2. Натяжение лопнуло
Последние три года жизни Кеплера несут на себе навязчивое напоминание легенды о Вечном Жиде. Quis locus eligendus, vastatus an vastandus? – Какое место следует мне выбрать: то, которое уже разрушено, или же то, которое собирается быть разрушенным? Кеплер оставил Линц навсегда, и теперь постоянного дома у него не было. Ульм был всего лишь временной остановкой на время печати книги. Остановился Кеплер в доме приятеля, который отдал тот ему в полное распоряжение, и хотя в доме даже была проведена перестройка, чтобы разместить все семейство он с собой туда не забрал. По пути вверх по Дунаю из Линца, река начала замерзать, так что ему пришлось ехать дальше на повозке, а Сусанну с детьми он оставил на полпути, в Регенсбурге. Во всяком случае, именно такое объяснение он дает в письме своему корреспонденту; но в Ульме он оставался почти десять месяцев, но за женой с детьми не послал.
Этот эпизод характеризует определенную странность его поведения в последние годы жизни. Может показаться, что именно сейчас в нем проявилось наследие его бродяги-отца и дядьев. Беспокойство Кеплера нашло свой выход в творчестве: когда он закончил Рудольфовы Таблицы, напряжение как будто лопнуло, электричество отключили, и теперь он, казалось, бессмысленно двигался по кругу, движимый лишь растущим страхом. Вновь он страдал от чирьев и сыпи; он опасался того, что умрет до того, как печать Таблиц будет закончена; будущее было громадной пустошью голода и отчаяния.
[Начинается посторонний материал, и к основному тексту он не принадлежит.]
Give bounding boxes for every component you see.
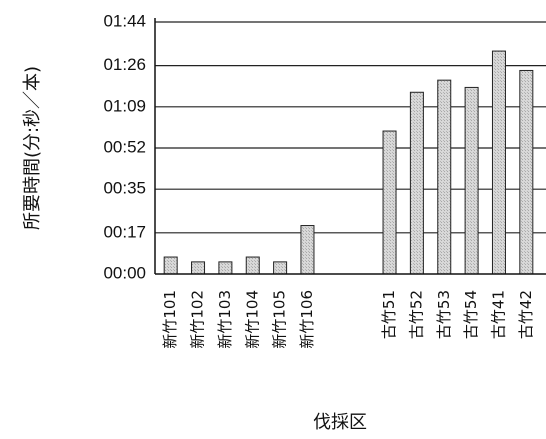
bar <box>491 50 506 275</box>
x-category-label: 新竹102 <box>189 290 207 349</box>
bar <box>163 256 178 275</box>
bar <box>191 261 206 275</box>
bar <box>409 91 424 275</box>
y-tick-label: 01:44 <box>103 11 146 30</box>
y-tick-labels: 00:00 00:17 00:35 00:52 01:09 01:26 01:44 <box>103 11 146 282</box>
grid-lines <box>155 21 546 234</box>
x-category-label: 古竹41 <box>489 290 507 339</box>
y-tick-label: 01:26 <box>103 55 146 74</box>
y-tick-label: 00:35 <box>103 179 146 198</box>
x-category-label: 古竹52 <box>407 290 425 339</box>
bar <box>519 69 534 275</box>
bar <box>218 261 233 275</box>
x-category-label: 古竹54 <box>462 290 480 339</box>
y-tick-label: 00:17 <box>103 222 146 241</box>
x-category-label: 古竹53 <box>435 290 453 339</box>
axes <box>154 18 546 275</box>
category-labels: 新竹101 新竹102 新竹103 新竹104 新竹105 新竹106 古竹51 古竹52 古竹… <box>161 290 535 349</box>
x-category-label: 新竹101 <box>161 290 179 349</box>
bar <box>437 79 452 275</box>
bars <box>163 50 534 275</box>
bar <box>300 225 315 275</box>
x-category-label: 新竹104 <box>243 290 261 349</box>
x-category-label: 古竹42 <box>517 290 535 339</box>
x-axis-title: 伐採区 <box>313 412 367 433</box>
y-tick-label: 00:52 <box>103 137 146 156</box>
x-category-label: 新竹105 <box>271 290 289 349</box>
bar <box>273 261 288 275</box>
y-tick-label: 00:00 <box>103 263 146 282</box>
x-category-label: 古竹51 <box>380 290 398 339</box>
y-tick-label: 01:09 <box>103 96 146 115</box>
bar <box>382 130 397 275</box>
x-category-label: 新竹103 <box>216 290 234 349</box>
y-axis-title: 所要時間(分:秒／本) <box>22 66 43 230</box>
bar <box>464 86 479 275</box>
x-category-label: 新竹106 <box>298 290 316 349</box>
bar <box>245 256 260 275</box>
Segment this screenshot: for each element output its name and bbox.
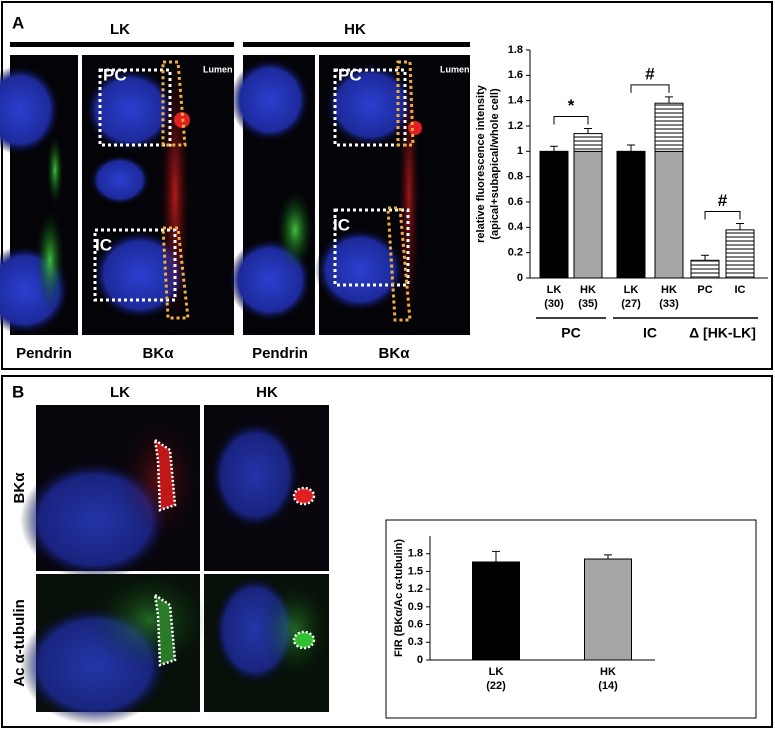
y-tick-label: 0.8 — [508, 171, 523, 183]
x-tick-note: (30) — [544, 298, 564, 310]
x-tick-label: LK — [489, 666, 504, 678]
header-bar — [10, 42, 234, 47]
y-tick-label: 1.8 — [508, 44, 523, 56]
bar — [654, 150, 684, 279]
y-axis-label: (apical+subapical/whole cell) — [489, 88, 501, 240]
error-bar — [701, 254, 709, 261]
cell-label: PC — [338, 65, 362, 84]
panel-label: B — [12, 382, 24, 401]
error-bar — [492, 550, 500, 562]
x-tick-label: IC — [735, 284, 746, 296]
header-bar — [243, 42, 470, 47]
stain-label: BKα — [143, 345, 175, 362]
bar — [573, 133, 603, 152]
y-tick-label: 0.6 — [408, 618, 423, 630]
stain-label: Pendrin — [16, 345, 72, 362]
cell-label: IC — [95, 235, 112, 254]
header: LK — [110, 21, 130, 38]
y-tick-label: 1.2 — [508, 120, 523, 132]
y-tick-label: 1.4 — [508, 95, 524, 107]
error-bar — [665, 96, 673, 104]
bar — [690, 259, 720, 279]
cell-label: PC — [103, 65, 127, 84]
y-tick-label: 0 — [417, 654, 423, 666]
header: LK — [110, 384, 130, 401]
significance-label: # — [645, 64, 655, 83]
x-tick-label: PC — [697, 284, 712, 296]
y-tick-label: 0.3 — [408, 636, 423, 648]
x-tick-label: HK — [661, 284, 677, 296]
x-tick-label: LK — [624, 284, 639, 296]
y-tick-label: 1.2 — [408, 583, 423, 595]
error-bar — [627, 144, 635, 152]
significance-label: # — [718, 191, 728, 210]
x-tick-label: HK — [580, 284, 596, 296]
x-tick-note: (35) — [578, 298, 598, 310]
error-bar — [604, 554, 612, 560]
significance-label: * — [568, 96, 575, 115]
micrographs-b — [20, 405, 330, 725]
error-bar — [736, 223, 744, 230]
x-tick-note: (33) — [659, 298, 679, 310]
y-tick-label: 0 — [517, 272, 523, 284]
x-tick-note: (22) — [486, 680, 506, 692]
bar — [472, 561, 520, 661]
significance-bracket — [553, 116, 589, 125]
x-tick-label: LK — [547, 284, 562, 296]
x-tick-note: (14) — [598, 680, 618, 692]
lumen-label: Lumen — [203, 64, 233, 74]
significance-bracket — [704, 211, 741, 220]
bar — [654, 102, 684, 152]
y-axis-label: FIR (BKα/Ac α-tubulin) — [393, 539, 405, 657]
y-tick-label: 0.2 — [508, 247, 523, 259]
panel-label: A — [12, 13, 24, 32]
y-tick-label: 1.8 — [408, 548, 423, 560]
significance-bracket — [630, 84, 670, 93]
micrographs-a — [0, 55, 470, 335]
y-axis-label: relative fluorescence intensity — [475, 84, 487, 243]
bar — [584, 558, 632, 661]
bar — [725, 229, 755, 279]
y-tick-label: 1.6 — [508, 69, 523, 81]
error-bar — [584, 128, 592, 134]
y-tick-label: 0.4 — [508, 221, 524, 233]
header: HK — [344, 21, 366, 38]
cell-label: IC — [333, 215, 350, 234]
chart-frame — [385, 519, 757, 719]
group-label: PC — [561, 325, 580, 341]
y-tick-label: 1 — [517, 145, 523, 157]
panel-frame — [1, 1, 773, 370]
lumen-label: Lumen — [440, 64, 470, 74]
bar — [573, 150, 603, 279]
panel-frame — [1, 375, 773, 728]
bar — [539, 150, 569, 279]
group-label: IC — [643, 325, 657, 341]
x-tick-label: HK — [600, 666, 616, 678]
stain-label: BKα — [379, 345, 411, 362]
stain-label: Pendrin — [252, 345, 308, 362]
row-label: BKα — [11, 472, 28, 504]
y-tick-label: 1.5 — [408, 565, 423, 577]
bar — [616, 150, 646, 279]
x-tick-note: (27) — [621, 298, 641, 310]
header: HK — [256, 384, 278, 401]
group-label: Δ [HK-LK] — [689, 325, 756, 341]
error-bar — [550, 145, 558, 152]
y-tick-label: 0.6 — [508, 196, 523, 208]
y-tick-label: 0.9 — [408, 601, 423, 613]
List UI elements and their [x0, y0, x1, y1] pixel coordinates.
И, тем не менее, несмотря на войну, его затруднительное положение, по большей мере, было надуманным. Ему предложили наиболее желательный академический пост в Италии, а посланник лорда бекона, сэр Генри Уоттон, пригласил Кеплера в Англию[290]. Тем те менее, тот отказался.
Должен ли я отправляться за море, куда приглашает меня Уоттон? Я, немец? Я, так любящий твердый Континент, и который содрогается от самой идеи Острова, в тесных границах которого я заранее чувствую опасность?
После отказа от столь искусительных предложений, в отчаянии он просит своего приятеля Бернеггера в Страсбурге, не может ли тот устроить для него должность скромного преподавателя в тамошнем университете. С целью привлечения слушателей он даже готов составить гороскоп каждому из своих студентов – поскольку "угрожающее отношение Императора, видное во всех его словах и деяниях", не оставляет ему никаких надежд. Бернеггер написал в ответ, что его город и университет согласны принять Кеплера с открытыми объятиями, если только он пожелает почтить их своим присутствием, и предложил ученому безграничное личное гостеприимство в своем обширном доме с "очень красивым садом". Но Кеплер отказался, "поскольку он не мог позволить себе затраты на поездку"; когда же Бернеггер попробовал подбодрить Кеплера новостью, что портрет ученого украшает стену университетской библиотеки: "каждый, пришедший в библиотеку, видит его; но вот если бы они могли увидеть вас лично!", реакция Кеплера была такова, что портрет "необходимо убрать из публичного места, тем более, что навряд ли он похож на меня" (в письме к Бернеггеру от 6 апреля 1627 года).